The government of Indonesia continues to commit to social forestry as one of its cornerstone rural development policies. Social forestry mechanisms aim to grant legal rights/ permits to groups of local communities to manage previously inaccessible state forests, with the dual aims of improving the livelihoods of rural communities and encouraging participation in forest rehabilitation. Explicit policy targets include the allocation of 12.7 million hectares of state forests for local communities through a suite of social forestry project mechanisms. While the number of social forestry licenses have increased markedly over the past few years, current social forestry initiatives still fall short of meeting the ambitious land area targets. More importantly, increasing evidence points to social forestry policy outcomes only partially serving its initial intended promises. This paper helps to explain these partial outcomes and unmet promises from the perspective of social forestry bureaucracy structures and designs.

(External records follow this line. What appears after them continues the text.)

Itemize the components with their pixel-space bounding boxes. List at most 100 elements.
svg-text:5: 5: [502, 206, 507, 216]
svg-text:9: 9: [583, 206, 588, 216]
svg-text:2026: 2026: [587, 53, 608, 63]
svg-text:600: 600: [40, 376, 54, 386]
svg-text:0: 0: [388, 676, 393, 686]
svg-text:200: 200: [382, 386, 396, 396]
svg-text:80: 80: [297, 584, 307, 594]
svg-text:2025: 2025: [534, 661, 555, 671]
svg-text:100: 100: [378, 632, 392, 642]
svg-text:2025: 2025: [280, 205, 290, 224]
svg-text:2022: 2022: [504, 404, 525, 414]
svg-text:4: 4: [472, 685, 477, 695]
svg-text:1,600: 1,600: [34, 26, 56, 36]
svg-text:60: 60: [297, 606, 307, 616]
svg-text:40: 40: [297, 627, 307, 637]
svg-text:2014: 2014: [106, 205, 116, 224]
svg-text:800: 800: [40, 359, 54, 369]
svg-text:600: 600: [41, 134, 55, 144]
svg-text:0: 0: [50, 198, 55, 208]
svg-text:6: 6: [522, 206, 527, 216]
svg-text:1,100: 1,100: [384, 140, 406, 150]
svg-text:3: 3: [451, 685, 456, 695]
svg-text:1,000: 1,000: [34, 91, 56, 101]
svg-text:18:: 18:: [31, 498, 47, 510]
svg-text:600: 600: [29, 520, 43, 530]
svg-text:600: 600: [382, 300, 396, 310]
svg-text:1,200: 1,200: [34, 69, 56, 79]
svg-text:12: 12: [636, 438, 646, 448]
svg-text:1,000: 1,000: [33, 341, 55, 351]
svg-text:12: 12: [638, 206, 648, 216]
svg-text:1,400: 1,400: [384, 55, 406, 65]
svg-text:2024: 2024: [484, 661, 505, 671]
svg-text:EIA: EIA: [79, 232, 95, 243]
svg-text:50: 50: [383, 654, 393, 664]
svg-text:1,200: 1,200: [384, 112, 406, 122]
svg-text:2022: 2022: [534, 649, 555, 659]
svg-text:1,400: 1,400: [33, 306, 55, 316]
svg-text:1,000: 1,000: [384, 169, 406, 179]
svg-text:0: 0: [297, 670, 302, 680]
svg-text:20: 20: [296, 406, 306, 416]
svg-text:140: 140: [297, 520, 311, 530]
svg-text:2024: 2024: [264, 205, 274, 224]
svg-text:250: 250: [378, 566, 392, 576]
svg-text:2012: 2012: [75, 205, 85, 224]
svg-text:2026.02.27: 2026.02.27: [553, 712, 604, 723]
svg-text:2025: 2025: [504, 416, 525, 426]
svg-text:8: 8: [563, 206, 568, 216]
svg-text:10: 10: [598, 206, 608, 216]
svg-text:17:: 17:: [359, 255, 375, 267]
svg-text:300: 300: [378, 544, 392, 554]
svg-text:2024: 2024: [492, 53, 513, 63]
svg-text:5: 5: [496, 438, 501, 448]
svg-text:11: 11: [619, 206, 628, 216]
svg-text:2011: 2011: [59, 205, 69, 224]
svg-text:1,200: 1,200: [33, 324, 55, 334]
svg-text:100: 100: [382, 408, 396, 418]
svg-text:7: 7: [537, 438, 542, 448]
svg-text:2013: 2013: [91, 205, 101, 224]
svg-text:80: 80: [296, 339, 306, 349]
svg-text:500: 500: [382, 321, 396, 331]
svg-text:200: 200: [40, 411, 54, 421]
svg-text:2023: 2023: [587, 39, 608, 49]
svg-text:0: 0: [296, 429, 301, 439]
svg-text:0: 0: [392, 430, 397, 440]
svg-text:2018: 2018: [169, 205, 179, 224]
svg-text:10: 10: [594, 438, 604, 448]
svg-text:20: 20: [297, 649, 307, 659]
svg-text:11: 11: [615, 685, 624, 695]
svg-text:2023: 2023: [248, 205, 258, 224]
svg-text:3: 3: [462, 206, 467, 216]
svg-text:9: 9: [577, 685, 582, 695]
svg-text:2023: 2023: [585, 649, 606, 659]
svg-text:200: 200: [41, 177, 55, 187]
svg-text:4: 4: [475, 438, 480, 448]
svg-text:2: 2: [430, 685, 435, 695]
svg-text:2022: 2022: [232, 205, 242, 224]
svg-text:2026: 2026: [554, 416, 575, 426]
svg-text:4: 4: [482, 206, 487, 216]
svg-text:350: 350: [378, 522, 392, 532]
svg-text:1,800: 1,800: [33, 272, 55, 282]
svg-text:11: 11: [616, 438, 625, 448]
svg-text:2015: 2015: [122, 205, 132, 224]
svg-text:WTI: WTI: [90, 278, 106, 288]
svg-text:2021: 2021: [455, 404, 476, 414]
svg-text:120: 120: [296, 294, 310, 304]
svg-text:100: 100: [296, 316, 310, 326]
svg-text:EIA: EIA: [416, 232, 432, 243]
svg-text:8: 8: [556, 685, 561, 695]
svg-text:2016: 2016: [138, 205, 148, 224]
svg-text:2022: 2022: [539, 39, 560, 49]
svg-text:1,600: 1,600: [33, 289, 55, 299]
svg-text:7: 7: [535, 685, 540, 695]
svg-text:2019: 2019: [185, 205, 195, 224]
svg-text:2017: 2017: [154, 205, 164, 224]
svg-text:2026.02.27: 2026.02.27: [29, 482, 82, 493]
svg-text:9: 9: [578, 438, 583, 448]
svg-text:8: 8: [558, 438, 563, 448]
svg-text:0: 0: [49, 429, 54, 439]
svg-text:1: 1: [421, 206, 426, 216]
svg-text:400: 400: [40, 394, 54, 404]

We found that despite the core social forestry bureaucracy undergoing substantial expansion, several other bureaucracies also channeled their interests into the realm of social forestry policy. These other bureaucracies do not necessarily fit within the intended goals of social forestry policy. Indeed, several bureaucracies continue to hold social forestry policy implementation hostage through other forestry mandates, which results in an institutional chokehold on key social forestry interests. These other bureaucracies even introduced models to redirect social forestry initiatives by retrofitting mandates into their own policy priorities. To address these increasing roadblocks to achieving social forestry policy designs, this paper outlines and proposes a more simplified bureaucratic structure to assist in the implementation of a social forestry policy more in line with its intended goals. Specifically, tasks and responsibilities could be transferred to a single bureaucracy that has mechanisms more closely connected to local people, such as those already envisioned and established in the form of forest management units.